$B\begin{pmatrix} a & b & c \\ d & e & f \end{pmatrix}=\begin{pmatrix} 0 & 0 & 0 \\ 0 & 0 & 0 \end{pmatrix} \qquad \Longrightarrow \qquad \begin{pmatrix} a & 0 & 2c \\ 0 & e-d & f \end{pmatrix}=\begin{pmatrix} 0 & 0 & 0 \\ 0 & 0 & 0 \end{pmatrix}$
Therefore, $a=c=f=0$ and $e=d$. Thus $b,d$ are free to take on any real value.
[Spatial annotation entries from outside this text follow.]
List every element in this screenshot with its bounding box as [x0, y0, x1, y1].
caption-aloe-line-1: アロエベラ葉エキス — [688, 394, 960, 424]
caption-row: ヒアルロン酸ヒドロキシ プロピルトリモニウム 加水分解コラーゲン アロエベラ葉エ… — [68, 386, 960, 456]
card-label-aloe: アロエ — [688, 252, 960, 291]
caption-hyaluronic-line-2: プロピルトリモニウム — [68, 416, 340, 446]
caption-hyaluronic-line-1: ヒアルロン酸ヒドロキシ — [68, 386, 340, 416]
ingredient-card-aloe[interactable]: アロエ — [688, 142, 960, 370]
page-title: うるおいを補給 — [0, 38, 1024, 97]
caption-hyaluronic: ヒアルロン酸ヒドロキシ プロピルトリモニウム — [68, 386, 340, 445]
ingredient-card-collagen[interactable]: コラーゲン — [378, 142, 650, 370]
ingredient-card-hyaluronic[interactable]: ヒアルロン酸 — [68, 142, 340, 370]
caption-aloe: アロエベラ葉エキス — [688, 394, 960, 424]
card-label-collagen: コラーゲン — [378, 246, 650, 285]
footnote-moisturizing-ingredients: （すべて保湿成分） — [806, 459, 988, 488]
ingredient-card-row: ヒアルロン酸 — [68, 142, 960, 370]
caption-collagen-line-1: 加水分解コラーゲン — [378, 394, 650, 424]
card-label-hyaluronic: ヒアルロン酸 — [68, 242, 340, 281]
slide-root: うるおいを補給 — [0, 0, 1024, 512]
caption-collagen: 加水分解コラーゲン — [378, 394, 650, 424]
So, yes.
$ \mathrm{ker}(B) = \left\{ b\begin{pmatrix} 0 & 1 & 0 \\ 0 & 0 & 0 \end{pmatrix} + d\begin{pmatrix} 0 & 0 & 0 \\ 1 & 1 & 0 \end{pmatrix} \;{\Huge |}\; b,d \in \mathbb{R} \right\}$
Clearly the kernel is 2-dimensional. The domain being 6-dimensional means that the rank must be $6-2=4$. You are correct.
You can also see that the rank is 4 directly. Notice that
$\left\{ \begin{pmatrix} 1 & 0 & 0 \\ 0 & 0 & 0 \end{pmatrix}, \begin{pmatrix} 0 & 0 & 1 \\ 0 & 0 & 0 \end{pmatrix}, \begin{pmatrix} 0 & 0 & 0 \\ 0 & 1 & 0 \end{pmatrix}, \begin{pmatrix} 0 & 0 & 0 \\ 0 & 0 & 1 \end{pmatrix} \right\}$
are all elements in the range of $B$ [set $a,\dots,f=0$ with the exception of (1) $a=1$, (2) $c=1/2$, (3) $e=1$, and (4) $f=1$.]
Clearly these elements span the range and are independent. Thus the dimension of the range is 4 (so rank=4).